Archeologia, ma ad interim
Interim è una parola latina (lo diciamo per gli studenti, sai com’è…) che significa pressappoco “frattanto, nel frattempo”. Si usa da secoli, e si continua ad usare specialmente nella politica e nella burocrazia italiane, malfamate nel mondo per essere bizantine, fumose, involute, sovente corrotte, spesso indecifrabili perché i cittadini non capiscano e continuino a votare, sperando di capire domani.
Il giochetto non funziona più, tant’è vero che a votare non ci va quasi più nessuno.
La nomina di un funzionario ad interim per la direzione della sovrintendenza archeologica abruzzese, che si trova a Chieti, è – ma non serviva – la prova. Avviene dopo due anni di vuoto, e spedisce tra noi un funzionario non definitivo. Come dire: poi si vedrà . Magari fra altri anni. Il poi in Italia può avere significati inquietanti.

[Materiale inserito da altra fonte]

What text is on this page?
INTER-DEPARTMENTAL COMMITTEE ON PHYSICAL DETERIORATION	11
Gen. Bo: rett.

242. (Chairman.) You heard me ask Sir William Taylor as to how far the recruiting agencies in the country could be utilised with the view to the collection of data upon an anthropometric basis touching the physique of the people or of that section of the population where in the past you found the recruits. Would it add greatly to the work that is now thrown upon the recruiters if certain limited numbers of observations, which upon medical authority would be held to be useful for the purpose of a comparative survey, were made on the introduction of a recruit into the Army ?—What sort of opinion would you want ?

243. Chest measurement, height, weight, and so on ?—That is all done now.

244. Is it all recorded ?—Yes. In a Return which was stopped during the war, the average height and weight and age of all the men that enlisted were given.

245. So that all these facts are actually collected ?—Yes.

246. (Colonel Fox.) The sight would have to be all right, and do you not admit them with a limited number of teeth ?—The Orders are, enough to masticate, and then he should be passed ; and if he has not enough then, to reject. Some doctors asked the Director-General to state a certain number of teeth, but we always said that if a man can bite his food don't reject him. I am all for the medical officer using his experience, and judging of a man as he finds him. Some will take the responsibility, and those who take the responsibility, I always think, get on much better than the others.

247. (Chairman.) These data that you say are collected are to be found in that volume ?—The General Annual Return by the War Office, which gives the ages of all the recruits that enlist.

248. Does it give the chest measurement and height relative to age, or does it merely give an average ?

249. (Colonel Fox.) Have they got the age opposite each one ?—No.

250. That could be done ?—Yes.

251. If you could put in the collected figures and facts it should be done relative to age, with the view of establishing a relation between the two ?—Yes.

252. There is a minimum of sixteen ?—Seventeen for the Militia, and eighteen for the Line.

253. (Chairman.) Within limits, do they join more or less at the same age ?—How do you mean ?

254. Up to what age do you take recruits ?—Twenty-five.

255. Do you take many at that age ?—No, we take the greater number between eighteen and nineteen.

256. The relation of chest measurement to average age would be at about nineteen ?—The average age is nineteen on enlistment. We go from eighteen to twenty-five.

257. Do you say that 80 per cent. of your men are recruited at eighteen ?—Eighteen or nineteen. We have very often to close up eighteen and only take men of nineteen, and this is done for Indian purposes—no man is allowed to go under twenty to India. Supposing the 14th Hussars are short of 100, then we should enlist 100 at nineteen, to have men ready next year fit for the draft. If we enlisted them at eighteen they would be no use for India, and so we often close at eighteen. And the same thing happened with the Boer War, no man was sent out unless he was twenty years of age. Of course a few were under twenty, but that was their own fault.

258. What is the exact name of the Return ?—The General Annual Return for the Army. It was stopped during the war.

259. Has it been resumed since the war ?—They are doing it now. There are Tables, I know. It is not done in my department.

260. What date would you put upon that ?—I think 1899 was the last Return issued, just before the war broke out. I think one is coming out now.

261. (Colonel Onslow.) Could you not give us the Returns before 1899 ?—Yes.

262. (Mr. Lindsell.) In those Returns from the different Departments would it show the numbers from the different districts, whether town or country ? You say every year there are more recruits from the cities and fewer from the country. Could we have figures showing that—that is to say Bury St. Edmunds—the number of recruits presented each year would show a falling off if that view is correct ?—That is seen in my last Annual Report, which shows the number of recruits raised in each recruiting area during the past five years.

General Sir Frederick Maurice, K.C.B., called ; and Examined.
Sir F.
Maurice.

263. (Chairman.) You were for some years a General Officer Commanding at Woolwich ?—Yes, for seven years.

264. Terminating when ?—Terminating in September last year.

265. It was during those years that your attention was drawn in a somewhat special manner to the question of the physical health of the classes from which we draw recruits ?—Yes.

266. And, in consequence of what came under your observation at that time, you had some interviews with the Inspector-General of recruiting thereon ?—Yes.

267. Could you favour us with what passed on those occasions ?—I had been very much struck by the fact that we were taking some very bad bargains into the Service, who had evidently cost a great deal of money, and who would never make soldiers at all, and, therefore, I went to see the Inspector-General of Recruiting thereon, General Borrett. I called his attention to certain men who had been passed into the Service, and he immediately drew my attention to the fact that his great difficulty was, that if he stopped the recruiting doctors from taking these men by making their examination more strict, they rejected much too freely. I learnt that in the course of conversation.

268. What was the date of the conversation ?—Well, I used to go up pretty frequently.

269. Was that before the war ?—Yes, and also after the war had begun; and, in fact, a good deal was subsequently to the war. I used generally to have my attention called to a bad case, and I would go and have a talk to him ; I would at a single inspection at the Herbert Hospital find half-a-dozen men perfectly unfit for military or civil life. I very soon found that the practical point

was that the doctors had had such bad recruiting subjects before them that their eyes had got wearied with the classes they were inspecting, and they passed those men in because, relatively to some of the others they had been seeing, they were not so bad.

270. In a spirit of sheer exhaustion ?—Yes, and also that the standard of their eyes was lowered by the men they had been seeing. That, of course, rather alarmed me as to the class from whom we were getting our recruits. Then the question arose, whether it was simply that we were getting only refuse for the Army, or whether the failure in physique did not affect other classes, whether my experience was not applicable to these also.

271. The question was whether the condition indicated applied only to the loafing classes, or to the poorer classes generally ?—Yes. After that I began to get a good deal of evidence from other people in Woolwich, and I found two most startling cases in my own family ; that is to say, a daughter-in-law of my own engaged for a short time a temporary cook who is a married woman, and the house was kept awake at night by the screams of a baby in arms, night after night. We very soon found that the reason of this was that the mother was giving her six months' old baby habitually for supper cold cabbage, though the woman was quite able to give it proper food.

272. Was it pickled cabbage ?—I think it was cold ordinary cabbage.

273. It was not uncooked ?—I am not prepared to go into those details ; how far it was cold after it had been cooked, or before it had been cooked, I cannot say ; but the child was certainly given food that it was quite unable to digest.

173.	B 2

Quale difficoltà trovino i grassi dirigenti ministeriali nel nominare un dirigente archeologico, è impossibile da capire. Di lavoro per gli archeologi in Italia (contrada ricchissima di archeologia) ce n’è poco o niente. Ne serve uno, e perdono due anni per nominarlo, per poi ricorrere ad un interim. No, non chiedeteci il perché. Neppure il dio egizio Osiride, di divina sapienza e di residenza stellare, potrebbe rispondere. Facile invece ricordare che in Abruzzo abbiamo un immenso tesoro archeologico che risale a molto, molto prima di Roma: ricco, esteso nelle epoche remote, documentato, emerso qua e là , spettacolare. Una risorsa che potrebbe arricchire l’Abruzzo e magari anche qualche mente arida e inselvatichita. Ma anche una risorsa che l’ignoranza politica ha sempre disprezzato e sottovalutato. Oggi arriva la conferma: quell’interim è non solo desolante, ma offensivo. A prescindere dal valore indubbio della persona scelta.